Friday, August 04, 2017

Ramon Casas i Carbo

Ramon Casas i Carbo, "Self Portrait," 1908
Not long ago I ran across a reference to Ramon Casas (1866-1932) online, which drew me into further wanderings in the labyrinth of the 'Net. Mr. Casas was a Catalan painter whose mature style is now considered the leading edge of the Modernist movement. He was famous in his own lifetime but has become more obscure in the past century or so. Last year was the 150th anniversary of his birth, which is being commemorated by an enormous retrospective which alas is only traveling in Spain. Mr. Casas was an exceptional painter whose work is not so well known as it should be.

Mr. Casas was born in Barcelona in 1866 to a wealthy family and by his teens was already an accomplished painter. His family wealth must have allowed him considerable freedom, so that he traveled to Paris while still in his teens to study art. He was able to travel to other locales during the warm months, particularly Madrid, always returning to Paris in fall. During his times in the city and yet in his teens, Mr. Casas studied at the Carolus Duran Academy. At age 18 he exhibited a self portrait dressed as a flamenco dancer in a Paris exhibition, and he continued to study, paint and exhibit there. By the early 1890s, he and his friend Santiago Rusinol (a Catalan artist as well) lived at the well-known Montmarte drinking establishment, Moulin de la Galette. He was involved in the bar Els Quatre Gats in partnership with several of his friends. The bar in Barcelona, patterned after Le Chat Noir in Paris, was the watering hole for modernistas and hosted art exhibitions as well. They also published a magazine for which Casas made substantial contributions. Later in the decade he settled mostly in Barcelona, returning to Paris for exhibitions. During that period, he became very successful and famous, exhibiting in numerous places in Europe, including Berlin, and in the United States. And although he was wealthy himself Mr. Casas attracted an American patron, Charles Deering (a strong amateur painter himself) who acquired a number of his works. Around this time he met a
Ramon Casas, "La Sargantain" (Julia Peraire) ca1907
much younger woman named Julia Peraire, who became his model and mistress; he would eventually marry her in 1922. During the early 20th century Mr. Casas was considered a leader in the new modern (and Modern) art. Yet somehow, in the last two decades of his life his fame lessened and his reputation began to fade. His work trended toward the academic, and although he is well-known in his home city he seems almost unknown in the rest of Europe or the United States.

Now, at the 150th anniversary of his birth, an extensive exhibition of his work is travelling in Spain, having been in Barcelona and Madrid and now in Palma. The catalog of the exhibition is available online, but there is no English translation. But the illustrations are lavish and in color. Mr. Casas knew and influenced (and was influenced in turn) by many of his contemporaries--John Singer Sargent, Henri de Toulouse-Lautrec, Sorolla, Zorn, and even Picasso (who was considerably younger). The exhibition catalog is in Spanish, so if you speak the language, you're set.
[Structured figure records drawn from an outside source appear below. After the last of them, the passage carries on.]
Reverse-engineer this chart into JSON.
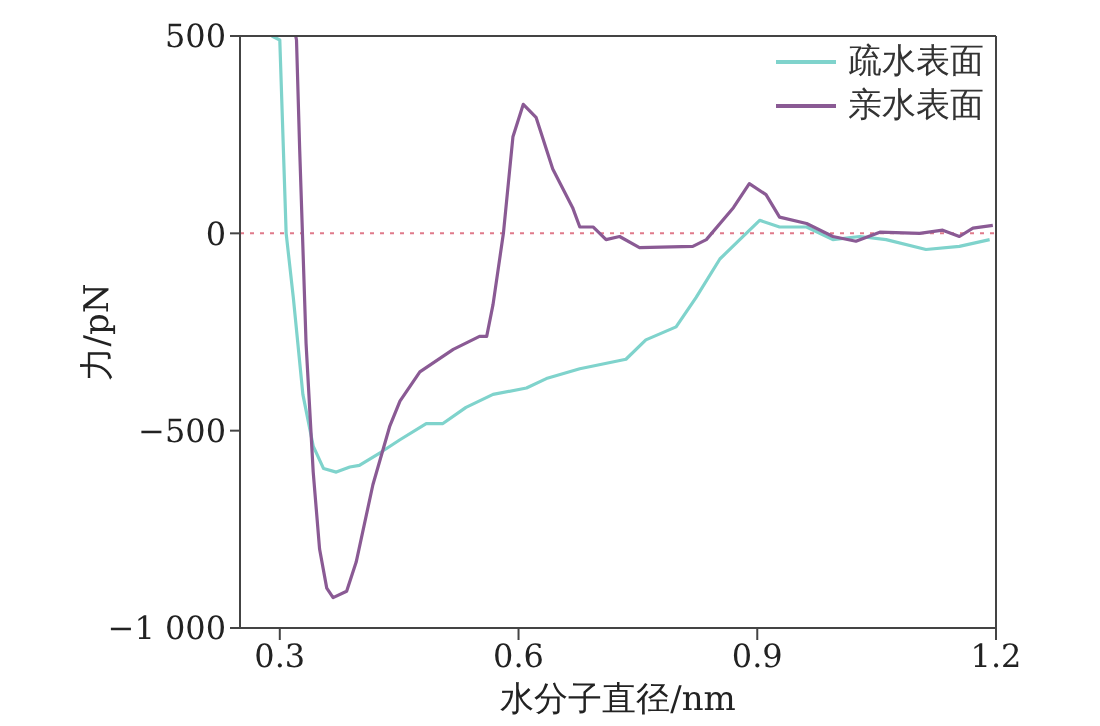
{
  "chart_data": {
    "type": "line",
    "xlabel": "水分子直径/nm",
    "ylabel": "力/pN",
    "xlim": [
      0.25,
      1.2
    ],
    "xticks": [
      0.3,
      0.6,
      0.9,
      1.2
    ],
    "ylim": [
      -1000,
      500
    ],
    "yticks": [
      {
        "value": 500,
        "label": "500"
      },
      {
        "value": 0,
        "label": "0"
      },
      {
        "value": -500,
        "label": "−500"
      },
      {
        "value": -1000,
        "label": "−1 000"
      }
    ],
    "legend": "top right",
    "line_style": "solid",
    "marker": "none",
    "ref_lines": [
      {
        "axis": "y",
        "value": 0,
        "color": "#e07a8a",
        "line_style": "dotted"
      }
    ],
    "series": [
      {
        "name": "疏水表面",
        "color": "#7fd3cc",
        "x": [
          0.29,
          0.3,
          0.308,
          0.317,
          0.329,
          0.342,
          0.355,
          0.371,
          0.388,
          0.4,
          0.426,
          0.451,
          0.484,
          0.505,
          0.534,
          0.568,
          0.61,
          0.635,
          0.677,
          0.735,
          0.76,
          0.798,
          0.823,
          0.853,
          0.878,
          0.903,
          0.928,
          0.962,
          0.995,
          1.029,
          1.062,
          1.112,
          1.154,
          1.192
        ],
        "values": [
          500,
          490,
          0,
          -163,
          -408,
          -539,
          -596,
          -605,
          -592,
          -588,
          -556,
          -523,
          -482,
          -482,
          -441,
          -408,
          -392,
          -368,
          -343,
          -319,
          -270,
          -237,
          -163,
          -65,
          -16,
          33,
          16,
          16,
          -16,
          -8,
          -16,
          -41,
          -33,
          -16
        ]
      },
      {
        "name": "亲水表面",
        "color": "#8a5a94",
        "x": [
          0.32,
          0.321,
          0.325,
          0.333,
          0.342,
          0.35,
          0.359,
          0.367,
          0.384,
          0.396,
          0.417,
          0.438,
          0.451,
          0.476,
          0.518,
          0.551,
          0.56,
          0.568,
          0.581,
          0.593,
          0.606,
          0.622,
          0.643,
          0.668,
          0.677,
          0.694,
          0.71,
          0.727,
          0.752,
          0.819,
          0.836,
          0.87,
          0.89,
          0.911,
          0.928,
          0.962,
          0.995,
          1.024,
          1.054,
          1.104,
          1.133,
          1.154,
          1.171,
          1.196
        ],
        "values": [
          500,
          490,
          212,
          -278,
          -605,
          -800,
          -899,
          -923,
          -907,
          -833,
          -637,
          -490,
          -425,
          -351,
          -294,
          -261,
          -261,
          -180,
          0,
          245,
          327,
          294,
          163,
          65,
          16,
          16,
          -16,
          -8,
          -36,
          -33,
          -16,
          65,
          126,
          98,
          41,
          25,
          -8,
          -20,
          3,
          0,
          8,
          -8,
          13,
          20
        ]
      }
    ]
  }
}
Mr. Casas painted many different subjects, including portraits, landscape, history, and figures. Like Lautrec, he designed posters and magazine covers too.

Here are few more of his works, from the catalog.

"Baile en el Moulin de la Galette," 1891Add caption
An interior of the Moulin de la Galette, the famous drinking spot in Montmarte where Ramon Casas lived with his friend Rusinol. During these years Montmarte was still a village outside Paris, considered rural and picturesque. The village was particularly known for its windmills.














"Casas & Romeu on a Tandem," 1897
This is an oil illustration for the cover of the Quatre Gats magazine, showing Casas himself (with the pipe) and Romeu, one of his partners in the bar, on a tandem bicycle. Like other modernistas, he painted flat areas of color and simplified his image.




"Sombras" for Quatre Gats, chromolithograph, 1897
This is a graphic work by Mr. Casas for Quatre Gats. This chromolithograph is clearly in the mode as Lautrec and modernism, following the craze for Japanese prints that had gripped the art world in the previous decade.








"La Carga, or Barcelona 1902" oil on canvas, ca 1900
This enormous history painting (near life size) shows the Spanish Guardia Civil dispersing a crowd in Barcelona during a general strike that happened in 1902. Mr. Casas was awarded first prize for this work at the General Exposition in Madrid. It is now in the Reina Sofia Museum in Madrid.




"Despues del baile o Joven decadente," oil on canvas 1899


Mr. Casas was also an adept figurative artist. During the late 1890s he produced a series of full-length portrait drawings in a modernist style that were widely admired. But his oil paintings were equally prized. Here he paints his model as a decadent youth (Joven decadente in Spanish) who is exhausted by dancing. This painting is in the Museum of Montserrat, in Catalonia.






It's too bad that Ramon Casas has mostly faded from memory. Perhaps one day an exhibition of his work will make its way to the United States. The least we can hope for is an English language publication.